Academic Citation

Please cite the following paper when using this tool.

Ibrahim, Amjad, Stevica Bozhinoski, and Alexander Pretschner. "Attack graph generation for microservice architecture." Proceedings of the 34th ACM/SIGAPP Symposium on Applied Computing. ACM, 2019.

@inproceedings{ibrahim2019attack, title={Attack graph generation for microservice architecture}, author={Ibrahim, Amjad and Bozhinoski, Stevica and Pretschner, Alexander}, booktitle={Proceedings of the 34th ACM/SIGAPP Symposium on Applied Computing}, pages={1235--1242}, year={2019}, organization={ACM} }

Attack Graph Generation for Microservice Architecture

Microservices are increasingly dominating the field of service systems, among their many characteristics are technology heterogeneity, communicating small services, and automated deployment. Therefore, with the increase of utilizing third-party components distributed as images, the potential vulnerabilities existing in a microservice-based system increase.

One of the most famous microservice architectures is Docker.

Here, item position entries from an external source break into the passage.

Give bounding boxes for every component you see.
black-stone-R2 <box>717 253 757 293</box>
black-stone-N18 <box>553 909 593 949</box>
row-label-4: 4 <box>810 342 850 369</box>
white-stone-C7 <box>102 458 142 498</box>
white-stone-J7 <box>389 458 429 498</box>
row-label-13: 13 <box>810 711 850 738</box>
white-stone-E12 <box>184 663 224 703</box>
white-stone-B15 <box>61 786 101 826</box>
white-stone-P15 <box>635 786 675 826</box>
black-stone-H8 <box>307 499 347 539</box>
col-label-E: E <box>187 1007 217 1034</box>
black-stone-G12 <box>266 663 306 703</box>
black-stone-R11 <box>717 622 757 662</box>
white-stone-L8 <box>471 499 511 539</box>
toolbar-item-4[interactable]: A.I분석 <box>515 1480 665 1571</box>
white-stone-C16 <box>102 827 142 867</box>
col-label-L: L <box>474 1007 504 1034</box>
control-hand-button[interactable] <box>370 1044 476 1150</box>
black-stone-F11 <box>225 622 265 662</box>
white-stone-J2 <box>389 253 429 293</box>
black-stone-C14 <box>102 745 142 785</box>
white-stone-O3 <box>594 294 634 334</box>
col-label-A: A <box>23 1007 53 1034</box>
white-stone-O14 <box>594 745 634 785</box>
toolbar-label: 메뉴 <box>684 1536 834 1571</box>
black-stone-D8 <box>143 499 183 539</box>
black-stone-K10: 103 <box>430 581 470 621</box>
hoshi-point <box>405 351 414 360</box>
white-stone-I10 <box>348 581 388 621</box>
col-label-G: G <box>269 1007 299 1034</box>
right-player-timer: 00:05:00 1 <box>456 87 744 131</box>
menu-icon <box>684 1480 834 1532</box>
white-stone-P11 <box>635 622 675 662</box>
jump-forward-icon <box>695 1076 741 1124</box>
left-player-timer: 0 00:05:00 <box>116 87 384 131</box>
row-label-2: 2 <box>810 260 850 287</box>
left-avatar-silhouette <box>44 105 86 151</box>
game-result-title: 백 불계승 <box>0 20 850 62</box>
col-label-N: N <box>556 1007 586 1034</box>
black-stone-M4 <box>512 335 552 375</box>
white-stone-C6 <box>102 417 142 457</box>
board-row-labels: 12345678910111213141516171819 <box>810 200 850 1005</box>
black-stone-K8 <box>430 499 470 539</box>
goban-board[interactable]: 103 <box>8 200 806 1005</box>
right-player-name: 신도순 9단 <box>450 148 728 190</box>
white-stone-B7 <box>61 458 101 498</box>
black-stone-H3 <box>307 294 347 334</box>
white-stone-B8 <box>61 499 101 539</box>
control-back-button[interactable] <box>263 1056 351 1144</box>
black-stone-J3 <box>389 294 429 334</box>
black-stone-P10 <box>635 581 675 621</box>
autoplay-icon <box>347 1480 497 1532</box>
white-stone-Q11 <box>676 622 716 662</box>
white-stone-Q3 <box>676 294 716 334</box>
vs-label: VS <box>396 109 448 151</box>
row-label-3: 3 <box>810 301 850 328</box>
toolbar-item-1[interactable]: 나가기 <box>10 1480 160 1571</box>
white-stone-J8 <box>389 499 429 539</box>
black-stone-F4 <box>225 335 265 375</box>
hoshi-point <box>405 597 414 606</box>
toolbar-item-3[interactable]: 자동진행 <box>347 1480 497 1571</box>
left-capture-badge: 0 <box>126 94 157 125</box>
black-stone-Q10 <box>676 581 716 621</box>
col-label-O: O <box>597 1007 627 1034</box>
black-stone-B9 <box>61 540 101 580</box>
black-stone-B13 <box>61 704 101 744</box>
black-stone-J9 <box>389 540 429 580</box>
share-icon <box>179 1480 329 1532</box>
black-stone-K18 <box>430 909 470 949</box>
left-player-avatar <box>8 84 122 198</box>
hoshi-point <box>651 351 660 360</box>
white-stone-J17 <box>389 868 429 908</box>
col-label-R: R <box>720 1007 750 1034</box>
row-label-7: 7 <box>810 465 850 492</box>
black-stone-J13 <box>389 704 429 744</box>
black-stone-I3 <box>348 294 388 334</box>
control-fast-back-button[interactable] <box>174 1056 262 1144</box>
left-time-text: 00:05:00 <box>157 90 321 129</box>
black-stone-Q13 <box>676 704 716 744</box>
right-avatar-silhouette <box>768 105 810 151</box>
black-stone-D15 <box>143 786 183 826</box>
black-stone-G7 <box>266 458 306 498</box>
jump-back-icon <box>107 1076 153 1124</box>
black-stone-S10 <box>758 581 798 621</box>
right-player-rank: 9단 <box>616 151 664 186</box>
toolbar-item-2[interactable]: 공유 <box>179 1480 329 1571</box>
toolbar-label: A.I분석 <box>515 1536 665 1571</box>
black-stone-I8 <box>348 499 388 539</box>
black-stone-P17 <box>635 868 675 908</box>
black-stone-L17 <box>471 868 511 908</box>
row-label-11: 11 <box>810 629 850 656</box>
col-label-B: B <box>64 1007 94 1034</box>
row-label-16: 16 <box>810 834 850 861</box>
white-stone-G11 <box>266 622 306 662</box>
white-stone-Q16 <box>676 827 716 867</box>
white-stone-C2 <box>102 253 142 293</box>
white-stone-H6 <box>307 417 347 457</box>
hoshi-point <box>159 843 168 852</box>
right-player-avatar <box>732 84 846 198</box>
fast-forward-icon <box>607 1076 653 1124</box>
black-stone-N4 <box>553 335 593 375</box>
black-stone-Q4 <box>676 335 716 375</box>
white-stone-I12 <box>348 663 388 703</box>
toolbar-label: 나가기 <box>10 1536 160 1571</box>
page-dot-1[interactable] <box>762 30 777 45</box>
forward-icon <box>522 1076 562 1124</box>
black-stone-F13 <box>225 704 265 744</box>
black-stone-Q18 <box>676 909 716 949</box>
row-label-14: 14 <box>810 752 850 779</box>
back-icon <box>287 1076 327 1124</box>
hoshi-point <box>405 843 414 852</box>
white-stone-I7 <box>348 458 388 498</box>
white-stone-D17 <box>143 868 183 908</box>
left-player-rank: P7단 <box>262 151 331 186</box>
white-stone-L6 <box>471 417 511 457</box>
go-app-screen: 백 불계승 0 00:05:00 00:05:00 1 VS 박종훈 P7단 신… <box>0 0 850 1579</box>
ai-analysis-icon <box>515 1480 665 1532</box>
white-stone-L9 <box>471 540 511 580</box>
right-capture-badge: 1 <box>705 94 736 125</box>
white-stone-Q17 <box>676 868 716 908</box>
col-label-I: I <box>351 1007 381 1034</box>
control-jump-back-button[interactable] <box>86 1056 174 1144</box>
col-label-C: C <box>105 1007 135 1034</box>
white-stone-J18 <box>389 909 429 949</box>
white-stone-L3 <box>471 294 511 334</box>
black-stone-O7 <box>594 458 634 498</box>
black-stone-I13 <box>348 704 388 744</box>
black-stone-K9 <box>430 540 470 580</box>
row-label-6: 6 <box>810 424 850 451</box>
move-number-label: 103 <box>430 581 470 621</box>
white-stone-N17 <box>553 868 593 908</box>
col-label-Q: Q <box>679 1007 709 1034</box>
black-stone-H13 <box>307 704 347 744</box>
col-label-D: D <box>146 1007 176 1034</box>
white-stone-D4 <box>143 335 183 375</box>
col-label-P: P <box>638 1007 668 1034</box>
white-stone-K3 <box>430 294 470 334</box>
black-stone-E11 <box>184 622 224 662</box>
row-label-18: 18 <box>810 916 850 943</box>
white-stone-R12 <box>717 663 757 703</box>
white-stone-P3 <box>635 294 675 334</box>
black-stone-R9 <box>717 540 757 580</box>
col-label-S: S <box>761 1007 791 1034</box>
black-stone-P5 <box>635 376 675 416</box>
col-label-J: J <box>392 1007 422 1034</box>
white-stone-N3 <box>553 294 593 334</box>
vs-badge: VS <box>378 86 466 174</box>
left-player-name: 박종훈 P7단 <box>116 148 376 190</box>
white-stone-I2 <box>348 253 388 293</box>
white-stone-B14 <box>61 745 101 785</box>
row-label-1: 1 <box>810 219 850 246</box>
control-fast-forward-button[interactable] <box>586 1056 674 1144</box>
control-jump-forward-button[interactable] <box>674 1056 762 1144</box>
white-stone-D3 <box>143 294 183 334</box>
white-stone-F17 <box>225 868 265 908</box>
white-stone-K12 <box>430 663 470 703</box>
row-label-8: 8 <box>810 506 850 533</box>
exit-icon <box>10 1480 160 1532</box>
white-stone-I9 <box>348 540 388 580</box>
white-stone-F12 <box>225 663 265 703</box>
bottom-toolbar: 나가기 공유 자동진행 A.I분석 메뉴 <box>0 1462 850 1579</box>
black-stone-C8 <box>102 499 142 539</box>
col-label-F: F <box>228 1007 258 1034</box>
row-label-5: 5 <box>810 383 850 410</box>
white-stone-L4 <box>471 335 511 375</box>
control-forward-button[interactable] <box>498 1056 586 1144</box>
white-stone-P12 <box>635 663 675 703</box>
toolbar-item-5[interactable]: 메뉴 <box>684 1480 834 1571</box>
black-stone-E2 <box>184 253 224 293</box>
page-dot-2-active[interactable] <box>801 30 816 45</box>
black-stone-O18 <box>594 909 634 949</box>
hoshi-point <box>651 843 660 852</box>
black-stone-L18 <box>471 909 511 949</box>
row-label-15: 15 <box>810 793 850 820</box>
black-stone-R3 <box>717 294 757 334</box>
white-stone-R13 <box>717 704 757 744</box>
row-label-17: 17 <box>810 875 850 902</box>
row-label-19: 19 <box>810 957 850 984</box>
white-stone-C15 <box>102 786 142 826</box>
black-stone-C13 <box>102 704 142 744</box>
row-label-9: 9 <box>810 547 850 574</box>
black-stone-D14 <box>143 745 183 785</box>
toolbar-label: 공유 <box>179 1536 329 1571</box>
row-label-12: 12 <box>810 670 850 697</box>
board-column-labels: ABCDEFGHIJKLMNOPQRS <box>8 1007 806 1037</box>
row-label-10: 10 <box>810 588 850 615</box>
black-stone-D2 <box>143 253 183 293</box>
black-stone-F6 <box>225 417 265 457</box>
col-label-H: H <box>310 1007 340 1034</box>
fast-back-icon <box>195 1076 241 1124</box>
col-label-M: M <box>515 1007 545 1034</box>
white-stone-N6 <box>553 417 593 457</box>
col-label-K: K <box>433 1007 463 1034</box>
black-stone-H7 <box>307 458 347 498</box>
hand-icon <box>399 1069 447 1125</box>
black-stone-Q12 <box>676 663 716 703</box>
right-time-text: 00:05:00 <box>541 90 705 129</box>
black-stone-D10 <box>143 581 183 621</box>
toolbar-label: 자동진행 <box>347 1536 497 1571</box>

This project generates attack graphs for Docker projects.

Getting Started

These instructions will get you a copy of the project up and running on your local machine for development and testing purposes.

Prerequisites

This project works currently only on Ubuntu 16.04.4 LTS. Executing the program for the first time will download all of the needed libraries/components including:

• Python 3.6 - a programming language.
• Pip - a tool for installing Python packages.
• Docker Community Edition (CE) - a computer program that performs operating-system-level virtualization, also known as "containerization".
• Docker Compose - a tool for defining and running multi-container Docker applications.
• Go - an open source programming language that makes it easy to build simple, reliable, and efficient software.
• Clairctl - a lightweight command-line tool doing the bridge between Registries as Docker Hub, Docker Registry or Quay.io, and the CoreOS vulnerability tracker, Clair.
• Graphviz - an open source graph visualization software.
• Yaml - a human-readable data serialization language.
• Networkx - a Python package for the creation, manipulation, and study of the structure, dynamics, and functions of complex networks.
• Numpy - a fundamental package for scientific computing with Python.

Installing

All of the libraries/components indicated above are automatically installed during the first running of the program. For how to run the program, please refer to the commands bellow.

Running

In order to run the program, the user needs to enter the home directory of the project and the following command on the terminal should be run:

$ sudo ./attack-graph-generator.sh ./examples/atsea

The above command starts the attack-graph-generator.sh script and generates an attack graph for the system ./examples/atsea. This command will download and install the required libraries and set up environment variables when run for the first time. Afterward, it performs the attack graph analysis.

Other examples are

$ sudo ./attack-graph-generator.sh ./examples/javaee
$ sudo ./attack-graph-generator.sh ./examples/example
$ sudo ./attack-graph-generator.sh ./examples/netflix-oss-example

• Please note that on the first try, Clair populates the database, so that is why the attack graph will be empty. Furthermore, building the images in the vulnerability-parser for the first time takes longer. The code is tested on a virtual machine running on the above-mentioned operating system.

Customizing the attack graph generation

The config file is the main point where the attack graphs can be customized. The attack graph generation can be conducted in either online or offline mode. Online mode uses Clair for vulnerabilities detection and takes more time. Offline mode uses already created vulnerability files (by Clair) and performs the attack graph analysis. Therefore, the offline mode does not require an internet connection. Because the edges can have many vulnerabilities, there is an option if we want to display the attack graph with separate edges with different vulnerabilities or combine all of them in one edge. Another option is to display only one vulnerability per edge in the attack graph. Finally, the user has to possibility to modify the pre- and postcondition rules from which the attack graphs are created. For additional details on how to use the config file, please refer to the comments in the config.yml file.

Authors

• Stevica Bozhinoski [email protected]
• Amjad Ibrahim, M.Sc. [email protected]

License

Acknowledgments

We would like to thank the teams of Clair and Clairctl for their vulnerabilities generator, which is an integral part of our system. Additional thanks to the contributors of all of the third-party tools used in this project.